Впрочем, у него нет выбора. Он пойдет вызволять ее — и самого себя — из когтей Верана. Подбросит им сумку с едой на планете-мавзолее. До этого момента его судьба предопределена. Он не мог уклониться от нее, не рискуя вызвать изменения в своем прошлом. А дальше? После того, как он отправит письмо, придется ли ему добывать для Верана оружие и солдат, которых требовал этот дезертир из Эргистаэла?
Все казалось абсурдом. Почему другой Корсон после побега оставил их на планете — мавзолее? Был ли этот промежуточный ход обязательным, было ли это место перекрестком времени? Но Корсон начинал уже неплохо понимать дороги времени и не сомневался, почти не сомневался, что ничего подобного быть не могло. Когда побег удался, он мог с таким же успехом доставить беглецов хотя бы сюда, на этот пляж, где расположился Совет Урии, а потом в одиночку отправиться обратно в Эргистаэл, если это было необходимо. Было. Корсон это знал. В Эргистаэле он стал другим. И научился многому, что уже помогло ему или поможет в выполнении его плана позже…
Он вспомнил о металлической табличке, которая лежала на виду, прямо на сумке с едой, перед дверью мавзолея. Тогда он не понял смысла этой записки. Корсон порылся в карманах комбинезона — табличка была там, хотя он не раз менял одежду. Должно быть, машинально перекладывал все вещи из карманов…
Часть текста уже стерлась. Но оставшиеся буквы казались глубоко впечатанными в металл:
ДАЖЕ ПУСТЫЕ УПАКОВКИ МОГУТ ИНОГДА ПРИГОДИТЬСЯ. ВОЕВАТЬ МОЖНО ПО-РАЗНОМУ. ПОМНИ ЭТО.
Корсон тихо присвистнул сквозь зубы. Пустые упаковки — это, конечно, полуживые женщины из мавзолея. Он подумал, что им можно было бы вживить искусственные личности и использовать их как роботов. Он ведь сначала даже принял их за андроидов. Но пупок на животе каждой не оставлял сомнений: когда — то эти женщины жили. И умерли, хотя замедленные жизненные процессы в их телах могли убедить в обратном. Он насчитал больше миллиона, а ведь не дошел, даже не увидел конца мавзолея.
Это была великолепная потенциальная армия. Такое войско удовлетворит самые безумные амбиции Верана. Но с одной оговоркой. Женщины. Когда в лагере появилась Антонелла, полковник посчитал, что не мешало бы усилить дисциплину. Веран был уверен в своих людях, но уверен не до конца. Он не боялся, что его предадут ради денег или из честолюбия. Но у физиологии свои законы, и полковник предпочитал с ними считаться.

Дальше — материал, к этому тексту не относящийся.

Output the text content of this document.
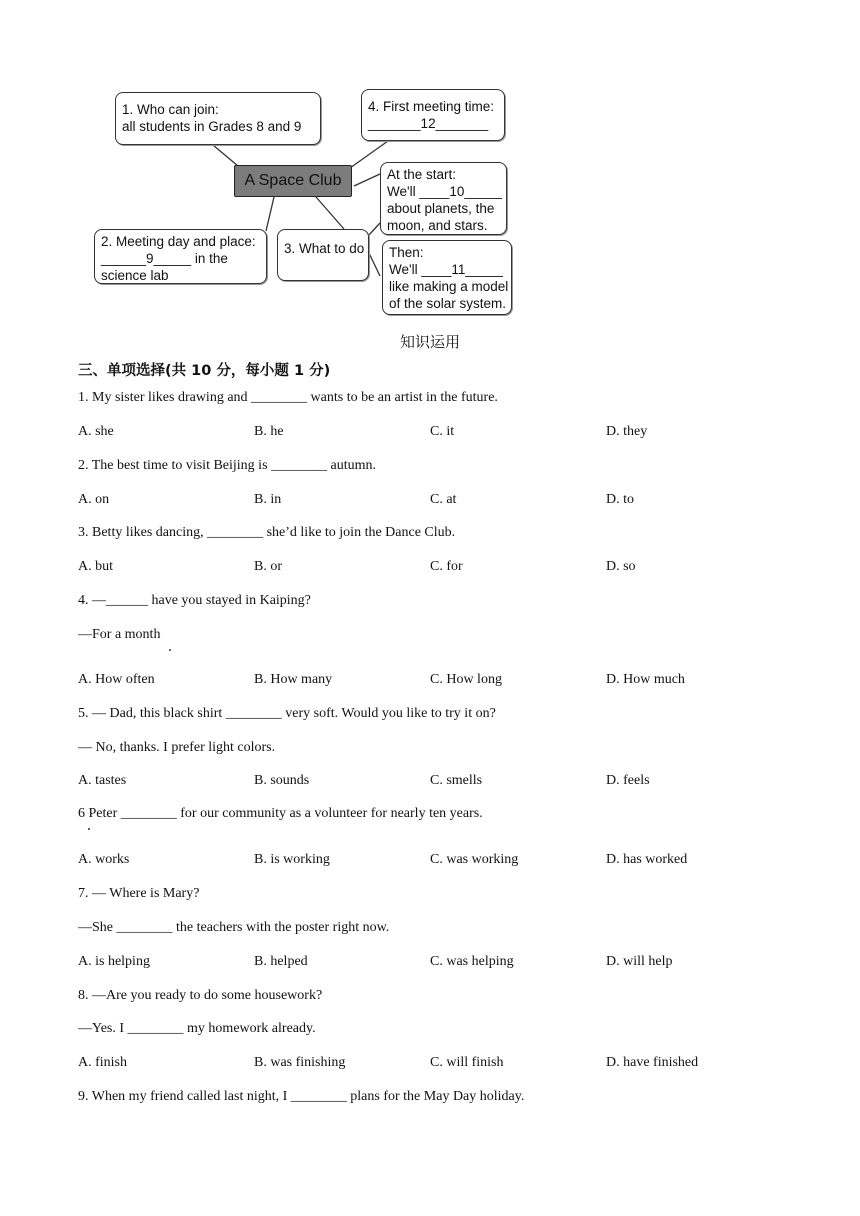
1. Who can join:
all students in Grades 8 and 9
4. First meeting time:
_______12_______
A Space Club	At the start:
We'll ____10_____
about planets, the
moon, and stars.
2. Meeting day and place:
______9_____ in the
science lab
3. What to do Then:
We'll ____11_____
like making a model
of the solar system.
知识运用
三、单项选择(共 10 分，每小题 1 分)
1. My sister likes drawing and ________ wants to be an artist in the future.
A. she	B. he	C. it	D. they
2. The best time to visit Beijing is ________ autumn.
A. on	B. in	C. at	D. to
3. Betty likes dancing, ________ she’d like to join the Dance Club.
A. but	B. or	C. for	D. so
4. —______ have you stayed in Kaiping?
—For a month
A. How often	B. How many	C. How long	D. How much
5. — Dad, this black shirt ________ very soft. Would you like to try it on?
— No, thanks. I prefer light colors.
A. tastes	B. sounds	C. smells	D. feels
6 Peter ________ for our community as a volunteer for nearly ten years.
A. works	B. is working	C. was working	D. has worked
7. — Where is Mary?
—She ________ the teachers with the poster right now.
A. is helping	B. helped	C. was helping	D. will help
8. —Are you ready to do some housework?
—Yes. I ________ my homework already.
A. finish	B. was finishing	C. will finish	D. have finished
9. When my friend called last night, I ________ plans for the May Day holiday.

Корсон поднес руки к горлу. Ошейник был на месте, настолько легкий, что порой он совсем забывал о нем. Прочный. Холодный. Бездушный и опасный, как гремучая змея. Но змея пока спала: мысль набрать армию из полуживых женщин не содержала враждебных намерений.
Он склонился над песком в приступе рвоты, сознавая, что Антонелла смотрит на него. При мысли, что надо использовать полуживых, его просто выворачивало. Как это в духе богов Эргистаэла! Отходы, военные преступники, жертвы конфликтов — все идет в дело, чтобы избежать большего беспорядка. Они выбирали из двух зол меньшее, эти казуисты… Или уж, скорее, абсолютные реалисты. Ведь женщины были мертвыми, определенно мертвыми. Пустые упаковки… Они не способны были больше ни думать, ни творить, ни действовать, даже страдать — разве что на биологическом уровне. Может быть, они еще сохранили способность к продолжению рода…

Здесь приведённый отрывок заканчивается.